Surviving A Global Depression – Is Gold The Right Hedge?
There seems to be one investment that has integral and virtually eternal luster. From the times of the earliest civilizations, people all over the world have been transfixed by the apparently magical properties of gold. Egyptian pharaohs were buried in heavily gilded tombs. In later times, much of the exploration of the New World was driven by the desire to find El Dorado, the mythical city built of solid gold.
Investment opportunities for gold include buying equities in gold mining companies, or mutual funds that invest across a spectrum of gold stocks. However, many people prefer to be able to touch their gold (and keep it nice and safe under their mattress), therefore gold bullion and coins are very popular. We have to clearly keep in mind at this point that we have to foresee a time when there is a general breakdown in the very essence of the structure of our society. In these cases, a paper document stating that you have the right to something, whether it be a plot of land, a government bond, or a chunk of gold can be effectively meaningless and utterly worthless. The actual possession of a particular object is the only true determination of its ownership, thus investing in some mining company that grants you a tiny fraction of one percent of the gold deposits in some mine in South Africa or China or Australia is completely pointless at a time of global turmoil. Sure, you own that part of the gold, but are you going to go to South Africa and go dig it out of the ground yourself?
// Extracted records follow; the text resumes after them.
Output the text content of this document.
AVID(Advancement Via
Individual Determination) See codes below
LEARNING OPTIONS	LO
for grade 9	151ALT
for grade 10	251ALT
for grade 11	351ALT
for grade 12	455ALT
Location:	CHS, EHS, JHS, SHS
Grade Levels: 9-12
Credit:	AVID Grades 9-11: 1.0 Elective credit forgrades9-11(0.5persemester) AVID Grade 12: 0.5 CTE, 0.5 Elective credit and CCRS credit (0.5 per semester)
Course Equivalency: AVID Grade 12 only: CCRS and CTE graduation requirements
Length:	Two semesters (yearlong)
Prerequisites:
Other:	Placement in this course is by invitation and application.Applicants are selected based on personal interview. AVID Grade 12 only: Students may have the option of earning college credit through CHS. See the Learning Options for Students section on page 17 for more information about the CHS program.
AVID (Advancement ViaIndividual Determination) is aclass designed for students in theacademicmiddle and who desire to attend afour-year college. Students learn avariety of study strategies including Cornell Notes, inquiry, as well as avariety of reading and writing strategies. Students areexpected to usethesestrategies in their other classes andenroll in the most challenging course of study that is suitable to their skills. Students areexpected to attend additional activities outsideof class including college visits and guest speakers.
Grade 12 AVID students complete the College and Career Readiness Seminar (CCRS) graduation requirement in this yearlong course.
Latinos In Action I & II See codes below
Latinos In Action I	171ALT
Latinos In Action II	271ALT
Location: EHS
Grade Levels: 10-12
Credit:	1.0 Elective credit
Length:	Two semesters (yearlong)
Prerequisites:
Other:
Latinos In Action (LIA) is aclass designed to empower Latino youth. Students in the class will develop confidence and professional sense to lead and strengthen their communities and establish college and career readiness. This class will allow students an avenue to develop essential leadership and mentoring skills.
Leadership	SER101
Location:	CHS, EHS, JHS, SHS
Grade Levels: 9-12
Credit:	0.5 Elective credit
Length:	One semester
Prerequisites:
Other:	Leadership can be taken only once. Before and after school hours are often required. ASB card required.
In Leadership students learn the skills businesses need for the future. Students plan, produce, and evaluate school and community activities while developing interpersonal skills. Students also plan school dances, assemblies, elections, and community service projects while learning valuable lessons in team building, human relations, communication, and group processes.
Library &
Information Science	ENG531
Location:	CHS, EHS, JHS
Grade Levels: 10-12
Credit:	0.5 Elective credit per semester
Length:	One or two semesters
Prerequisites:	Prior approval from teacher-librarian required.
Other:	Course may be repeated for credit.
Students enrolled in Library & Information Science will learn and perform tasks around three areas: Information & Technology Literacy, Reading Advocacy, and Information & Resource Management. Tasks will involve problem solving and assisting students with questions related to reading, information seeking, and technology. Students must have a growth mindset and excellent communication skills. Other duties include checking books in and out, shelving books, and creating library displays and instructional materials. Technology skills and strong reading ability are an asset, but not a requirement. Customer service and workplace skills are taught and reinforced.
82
These days, gold seems to retain its value, regardless of political or economic uncertainty, and in some cases outperforms any other investment. Gold’s value tends to rise whenever confidence in the economy is shaken and a depression will likely trigger a rise in gold at first. At the time of writing, gold had shot up to almost $900 an ounce. Indeed, if the depression remains in the Low scenario range, then gold may be an excellent investment. It is not outlandish to expect that by the end of a Low depression season, gold would have exceeded its all-time highs. The problem with gold is that it has abstract value. Nothing much of indispensable value can be done with gold. It is primarily an adornment and indicator of value rather than being a value in itself. In other words, during a Low scenario, $900 could buy me an ounce of gold or 2,000 cans of tinned beans. Those cans of beans would keep my family alive for a year, but what good would the gold do us? If the time comes when survival is of primary interest, you may not be able to trade your ounce of gold for 2,000 cans of beans. You may not even be able to trade it for a single can. The value of anything is simply what you can trade for it, and when it comes down to a choice between a lovely metal and a filling meal, you can be assured that most of us will opt for the latter.